На протяжении жизни Горбачева поле его опыта постоянно расширялось, и, исходя из этого, он умел и не боялся выстраивать всякий раз новый горизонт ожиданий. А мысль Козеллека о том, что история начинается лишь с того момента в прошлом, когда «все могло быть совсем иначе», по-настоящему революционна. В том и состоит соблазн такого мировоззрения, опасный для всякой текущей власти, что, если все могло быть иначе вчера, значит все может быть иначе и завтра, а оно начинается сегодня – прямо сейчас.
В качестве хобби Козеллек коллекционировал изображения мемориалов воинской славы из всех стран мира, а часто и сам их фотографировал. Эта огромная коллекция – тысячи снимков – привела его к выводу, что большинство изображений отсылает не просто к смерти, а к «смерти ради». Но такие памятники вскоре оказываются заброшенными, если не культивируются искусственно, а сохраняются те редко встречающиеся, где передана просто скорбь. Другими словами, сохраняется только человеческое, а политическое – это тлен.

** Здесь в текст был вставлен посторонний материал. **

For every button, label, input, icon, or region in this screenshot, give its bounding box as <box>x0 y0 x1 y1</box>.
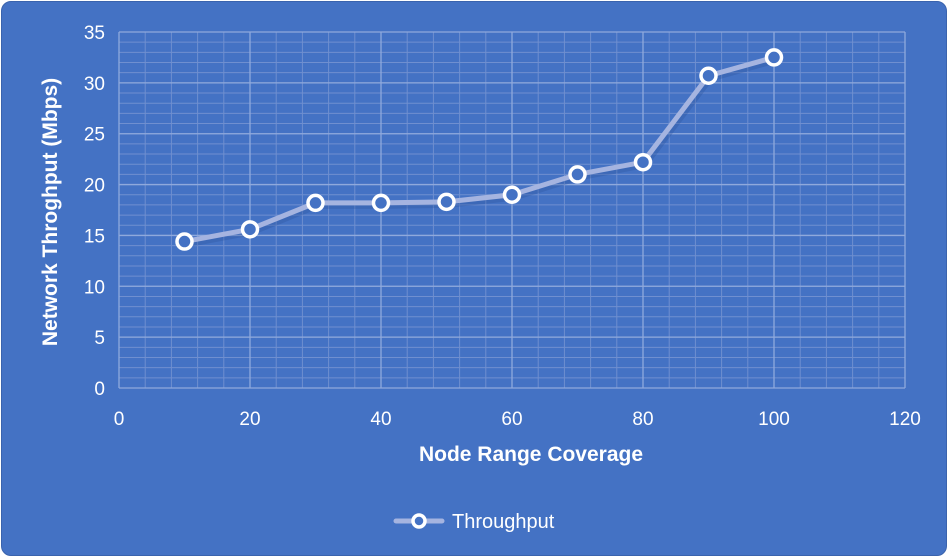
y-tick-label: 10 <box>84 277 105 298</box>
y-tick-label: 25 <box>84 125 105 146</box>
x-tick-label: 100 <box>758 409 790 430</box>
x-axis-ticks: 0 20 40 60 80 100 120 <box>114 409 921 430</box>
y-tick-label: 0 <box>94 379 105 400</box>
data-point-marker <box>371 193 391 213</box>
x-tick-label: 60 <box>501 409 522 430</box>
data-point-marker <box>175 232 194 251</box>
y-axis-title: Network Throghput (Mbps) <box>39 78 62 346</box>
y-tick-label: 15 <box>84 226 105 247</box>
data-point-marker <box>764 48 784 67</box>
data-point-marker <box>568 165 587 184</box>
y-tick-label: 5 <box>94 328 105 349</box>
data-point-marker <box>502 185 522 204</box>
x-axis-title: Node Range Coverage <box>419 443 643 466</box>
legend-marker <box>411 513 427 529</box>
series-layer <box>175 48 784 251</box>
x-tick-label: 20 <box>239 409 260 430</box>
series-line <box>182 54 777 245</box>
data-point-marker <box>437 192 456 212</box>
major-gridlines <box>118 31 906 389</box>
legend: Throughput <box>393 511 555 533</box>
legend-label: Throughput <box>452 511 555 533</box>
x-tick-label: 40 <box>370 409 391 430</box>
data-point-marker <box>306 193 325 213</box>
x-tick-label: 80 <box>632 409 653 430</box>
y-tick-label: 20 <box>84 176 105 197</box>
x-tick-label: 120 <box>889 409 921 430</box>
y-tick-label: 35 <box>84 23 105 44</box>
x-tick-label: 0 <box>114 409 125 430</box>
y-tick-label: 30 <box>84 74 105 95</box>
series-line <box>182 56 779 248</box>
y-axis-ticks: 0 5 10 15 20 25 30 35 <box>84 23 105 400</box>
data-point-marker <box>633 152 653 172</box>
data-point-marker <box>699 66 718 85</box>
data-point-marker <box>240 220 260 239</box>
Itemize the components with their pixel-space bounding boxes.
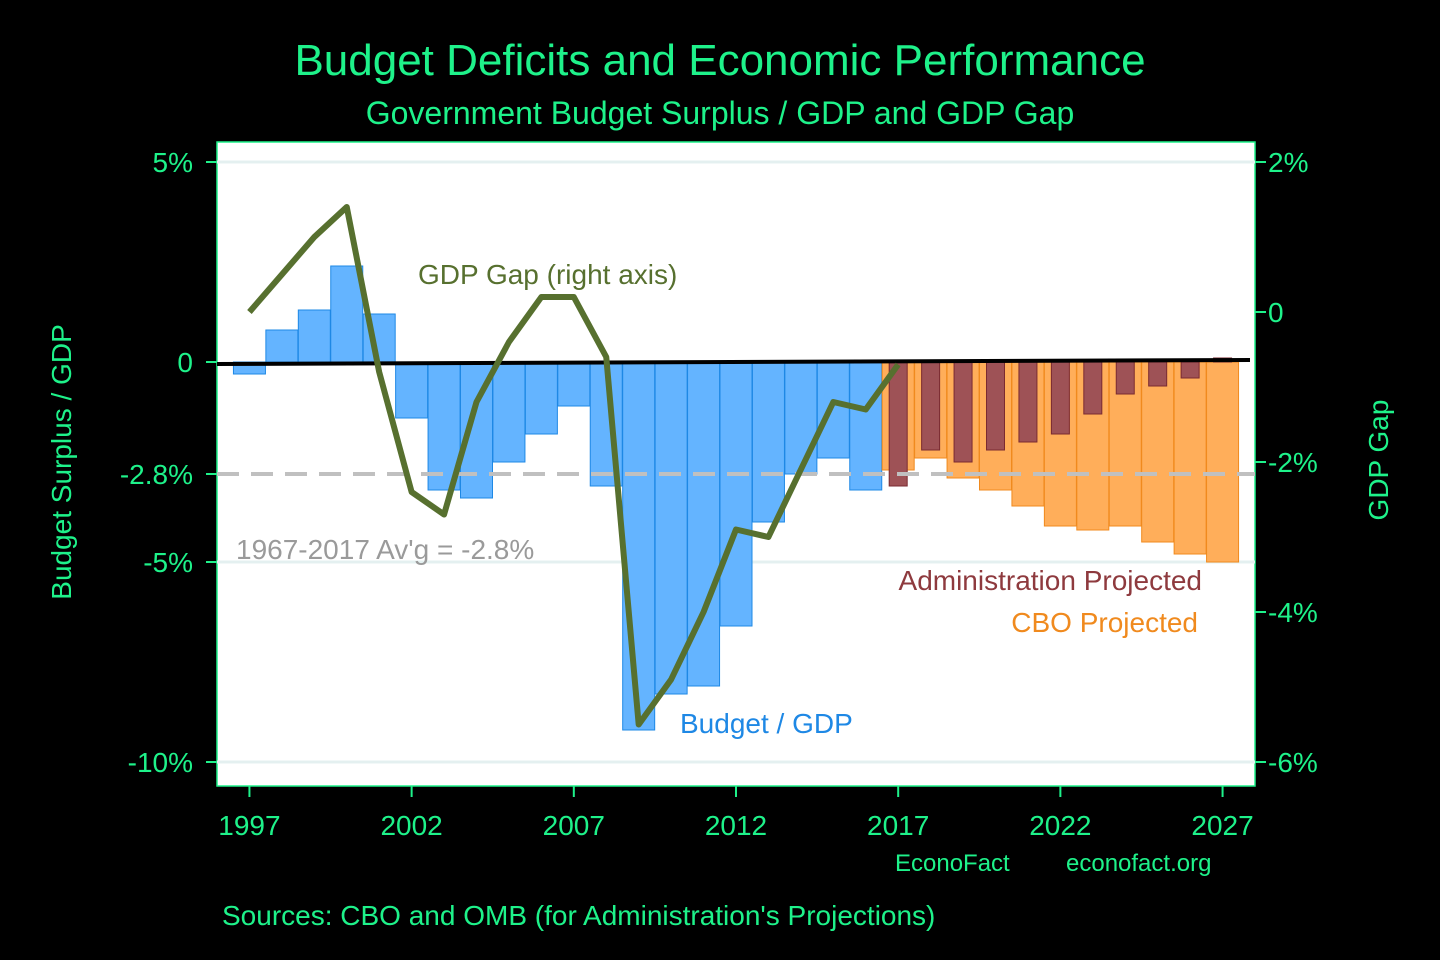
credit-url: econofact.org bbox=[1066, 850, 1212, 877]
budget-bar bbox=[751, 361, 785, 523]
budget-bar bbox=[557, 361, 591, 407]
x-tick-label: 2002 bbox=[380, 810, 442, 841]
admin-bar bbox=[921, 361, 941, 451]
admin-bar bbox=[1083, 361, 1103, 415]
cbo-bar bbox=[1206, 361, 1240, 563]
budget-bar bbox=[524, 361, 558, 435]
left-tick-label: -5% bbox=[143, 547, 193, 578]
budget-bar bbox=[784, 361, 818, 475]
lines-group bbox=[216, 204, 1255, 728]
chart-subtitle: Government Budget Surplus / GDP and GDP … bbox=[365, 95, 1075, 131]
right-tick-label: 0 bbox=[1268, 297, 1284, 328]
budget-bar bbox=[849, 361, 883, 491]
chart-title: Budget Deficits and Economic Performance bbox=[294, 36, 1146, 85]
axes-group: 5% 0 -2.8% -5% -10% 2% 0 -2% -4% -6% 1997 2002 2007 2… bbox=[46, 147, 1394, 841]
x-tick-label: 2012 bbox=[705, 810, 767, 841]
budget-bar bbox=[816, 361, 850, 459]
average-annotation: 1967-2017 Av'g = -2.8% bbox=[236, 534, 534, 565]
x-tick-label: 2007 bbox=[543, 810, 605, 841]
right-tick-label: -6% bbox=[1268, 747, 1318, 778]
admin-annotation: Administration Projected bbox=[899, 565, 1202, 596]
admin-bar bbox=[1180, 361, 1200, 379]
left-tick-label: -2.8% bbox=[120, 459, 193, 490]
budget-bar bbox=[492, 361, 526, 463]
x-tick-label: 2017 bbox=[867, 810, 929, 841]
budget-bar bbox=[395, 361, 429, 419]
admin-bar bbox=[888, 361, 908, 487]
budget-bar bbox=[330, 265, 364, 363]
budget-bar bbox=[654, 361, 688, 695]
bars-group bbox=[232, 265, 1240, 731]
cbo-annotation: CBO Projected bbox=[1011, 607, 1198, 638]
right-tick-label: -2% bbox=[1268, 447, 1318, 478]
gdp-gap-annotation: GDP Gap (right axis) bbox=[418, 259, 677, 290]
zero-line bbox=[216, 358, 1251, 366]
budget-annotation: Budget / GDP bbox=[680, 708, 853, 739]
left-tick-label: 0 bbox=[177, 347, 193, 378]
admin-bar bbox=[1115, 361, 1135, 395]
cbo-bar bbox=[1173, 361, 1207, 555]
x-tick-label: 1997 bbox=[218, 810, 280, 841]
cbo-bar bbox=[1141, 361, 1175, 543]
budget-bar bbox=[622, 361, 656, 731]
y-axis-label-right: GDP Gap bbox=[1363, 400, 1394, 521]
budget-bar bbox=[297, 309, 331, 363]
admin-bar bbox=[1148, 361, 1168, 387]
budget-bar bbox=[265, 329, 299, 363]
budget-bar bbox=[719, 361, 753, 627]
left-tick-label: 5% bbox=[153, 147, 193, 178]
x-tick-label: 2022 bbox=[1029, 810, 1091, 841]
admin-bar bbox=[1050, 361, 1070, 435]
credit-econofact: EconoFact bbox=[895, 850, 1010, 877]
admin-bar bbox=[1018, 361, 1038, 443]
admin-bar bbox=[953, 361, 973, 463]
x-tick-label: 2027 bbox=[1191, 810, 1253, 841]
admin-bar bbox=[986, 361, 1005, 451]
left-tick-label: -10% bbox=[128, 747, 193, 778]
y-axis-label-left: Budget Surplus / GDP bbox=[46, 324, 77, 599]
labels-group: GDP Gap (right axis) Budget / GDP Administ… bbox=[236, 259, 1202, 739]
gdp-gap-line bbox=[247, 204, 901, 728]
right-tick-label: -4% bbox=[1268, 597, 1318, 628]
sources-note: Sources: CBO and OMB (for Administration… bbox=[222, 900, 936, 931]
right-tick-label: 2% bbox=[1268, 147, 1308, 178]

Считавший себя политиком Горбачев в своей последней версии придет, в общем, к тому же самому выводу. Но для юного Миши, смотревшего с верхней полк в окно, горизонтом ожидания был университет и неопределенный «коммунизм», а полем опыта, наряду с тем полем, где у него шла носом кровь, – некая мешанина исторических «формаций», выстроенная в логике «классовой борьбы». Так он себя видел тогда и в этом смысле ничем не отличался от большинства советских людей. Пройдет 40 лет, и горизонтом их ожиданий станет капитализм «как у них», а полем опыта – зыбкая почва представлений о «невидимой руке рынка», усвоенных из газет. Потом и это схлопнется, и на время явится как бы внеисторический постсоветский человек – циничный и озабоченный только сегодняшним днем под лозунгом «обожрать и скрыться».
Ну так пора уже выходить из этого полуобморочного состояния: история не кончилась, и пусть горизонт сегодня совсем в тумане, зато на поле опыта есть чем поживиться, хотя это потребует усилия (как и чтение этой книжки).